Weaver Abdus Sobhan Mian pauses to rest his aching feet and hands. After a long deep breath, he renews the shuttle with red yarn.
The 60-year-old weaver has been toiling since dawn, crafting a colourful women’s scarf. He has completed one and is almost done with the second — a white and blue striped medley.
He soon gets back to the rhythmic motion of his limbs. His right arm moves in the direction of upper right to lower left, to let the shuttle run between shafts. His left arm continuously presses a heavy wooden bar towards his torso, ensuring fine texture of the fabric.
The factory he works for is a handloom one. Parallel to it is another one, — not a handloom unit but an electricity-powered loom unit, weaving much quicker through machines than what Sobhan and his mates do in the handloom unit.

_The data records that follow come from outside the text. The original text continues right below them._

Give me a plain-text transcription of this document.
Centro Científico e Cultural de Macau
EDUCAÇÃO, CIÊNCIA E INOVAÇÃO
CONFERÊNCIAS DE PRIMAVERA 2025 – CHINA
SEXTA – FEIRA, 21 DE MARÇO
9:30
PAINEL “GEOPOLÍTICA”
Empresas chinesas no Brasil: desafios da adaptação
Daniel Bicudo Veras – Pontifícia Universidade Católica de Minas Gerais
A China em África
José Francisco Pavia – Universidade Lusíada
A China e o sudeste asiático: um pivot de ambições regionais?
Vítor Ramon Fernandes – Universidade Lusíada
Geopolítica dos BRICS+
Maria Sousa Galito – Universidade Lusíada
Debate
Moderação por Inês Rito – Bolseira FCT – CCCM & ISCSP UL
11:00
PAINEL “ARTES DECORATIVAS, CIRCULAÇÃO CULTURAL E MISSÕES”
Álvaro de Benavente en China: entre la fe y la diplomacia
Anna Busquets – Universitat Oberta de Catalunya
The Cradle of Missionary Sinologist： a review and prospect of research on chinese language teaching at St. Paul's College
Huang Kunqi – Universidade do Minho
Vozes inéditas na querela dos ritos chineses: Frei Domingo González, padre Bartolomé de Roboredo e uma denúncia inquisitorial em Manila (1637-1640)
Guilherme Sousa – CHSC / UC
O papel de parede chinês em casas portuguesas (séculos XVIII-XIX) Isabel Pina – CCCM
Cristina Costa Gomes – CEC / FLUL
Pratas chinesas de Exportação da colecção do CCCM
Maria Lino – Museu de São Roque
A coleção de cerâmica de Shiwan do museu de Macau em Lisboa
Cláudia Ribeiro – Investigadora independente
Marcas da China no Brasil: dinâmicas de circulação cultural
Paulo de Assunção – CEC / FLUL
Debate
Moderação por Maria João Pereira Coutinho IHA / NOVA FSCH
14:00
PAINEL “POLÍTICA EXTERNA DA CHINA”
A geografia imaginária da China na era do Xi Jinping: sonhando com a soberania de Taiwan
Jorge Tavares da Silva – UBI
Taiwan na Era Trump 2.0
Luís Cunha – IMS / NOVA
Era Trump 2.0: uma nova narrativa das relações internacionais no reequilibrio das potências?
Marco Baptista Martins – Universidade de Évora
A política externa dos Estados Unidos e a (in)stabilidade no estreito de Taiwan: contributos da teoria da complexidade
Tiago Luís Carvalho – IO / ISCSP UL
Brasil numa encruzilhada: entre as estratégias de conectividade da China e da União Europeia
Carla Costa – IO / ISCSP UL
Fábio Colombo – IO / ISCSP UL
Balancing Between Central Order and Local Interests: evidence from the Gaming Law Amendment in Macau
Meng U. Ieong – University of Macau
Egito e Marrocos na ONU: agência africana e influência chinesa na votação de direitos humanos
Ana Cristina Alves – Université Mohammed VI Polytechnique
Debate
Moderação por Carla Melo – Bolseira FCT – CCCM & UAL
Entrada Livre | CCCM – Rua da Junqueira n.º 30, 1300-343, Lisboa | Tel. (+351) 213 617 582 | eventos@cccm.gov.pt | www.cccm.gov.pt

“It (power loom) is going to seize many of our means of livelihood. Once we woke up to the sounds of the buzzing handlooms. But those are days gone by,” lamented elderly Azizul Haque, descendant of a family long associated with weaving, at Shekherchar of Narsingdhi.
Haque and his relatives left weaving years ago amid a dearth of capital that was needed to switch to power looms. He now collects tolls in favour of an Islamic educational institute, Madrassa, at Shekherchar, Narsingdhi. This area was the second biggest hub for handloom products until the early 1990s.
The region however notched down in its ranks against other areas such as Tangail and Pabna, mainly because of an emergence of power looms. Merchants made their debut with low-priced coarse variety saris and grey cloth. It led many weavers, mainly the subsistence ones, to switch professions.
Some weavers, who were relatively well-off in terms of the number looms and the capital they possessed, managed to sustain the high tide by shifting their focus. They began to make other clothing items like gamcha and fabrics for boutique stores.
“I used to weave a coarse variety of a sari. But the demand for these sari dropped as printed saris came into play,” says Abdus Sobhan, also a freedom fighter.
“Had I shifted to production of fabrics in the past, I wouldn’t have witnessed such fate," he says, who was previously working at the Shuvo Weaving at Shekherchar, Narsingdi.
Sobhan and his relatives jointly owned 250 looms, prior to such times of difficulty. He now counts Tk 23 for weaving a five-yard long scarf. His employer, Shafi Mahmud, produces these scarves and other fabrics to meet the demands of foreign and local buyers, mainly the local boutique stores like Kay Craft and Banglar Mela.
Shafi Mahmud has also set up a power loom unit to produce a variety of fabrics and also to increase productivity.
“It saves me Tk 2 per yard if I use the power loom. The typical output of a power loom is between 20-25 yards of fabric, while a handloom conjures only 15-20 yards,” Shafi Mahmud says.
Additionally, while one worker can run two power looms at a time, only one worker can operate a single handloom, he says.
“Once we saw weavers dominate the weekly markets. Now mill owners have captured a majority of the market share, due to high volume production,” says Mahmud, who now owns 20-power looms.
Mohammad Abdul Aziz, another handloom owner, manages the operations of 50 handlooms, jointly owned by him and his family. He also plans to set up power looms, to produce a certain variety of fabrics. "To ultimately sustain in the business, we will have to set up power looms," he says.
“But if you need to craft designs, you will have no alternative but to use handlooms. Besides, the finishing of products made in handlooms are better than those of power looms,” he says.
Not only in Narsingdi, weavers in other major handloom hubs, such as Tangail and Sirajganj, are switching gradually to power looms, to withstand competition.
Lungi, a traditional men’s wear, is also being produced on power looms.
Power looms have already pushed out the lower-priced segments of the local clothing market.
Currently, a bulk of the country’s total cloth production comes from mills and power looms, as evident from the Handloom Census, 2002-03. The handloom industry, which accounted for about 64 percent of country’s total cloth supply in 1989-99, supplied 28 percent of the total domestic cloth production. The remaining portion has been taken over by mills and power looms, according to the last census.
The total number of looms dropped to 505,556 in 2002-03, from 514,456 in 1989-90. The number of operational looms also declined over the period.
However, the trade still provides jobs for about 1.5 million people in the rural areas, according to the Bangladesh Handloom Board.
Hopes run high for this sector, as some experts believe that the handloom sector will sustain as the regional demand for items such as the Benarasi, Jamdani and Tangail saris and cotton fabrics are on the rise. This is mainly due to the emergence of hundreds of boutique stores in many parts of the country.
"The persistence of the production and use of handloom clothes in Bangladesh undercut the implicitly evolutionary assumptions of development theories which states that handicrafts would die out with the advent of industrially produced goods," writes Enamul Haque, in the publication titled, ‘Textile Traditions of Bangladesh’.
“The production of hand-woven clothes can partly be explained by the continued demand for such textiles as expressions of traditional and nationalist sentiments and of prestige and status, even while quantities of industrially produced clothes are being consumed as well,” he adds.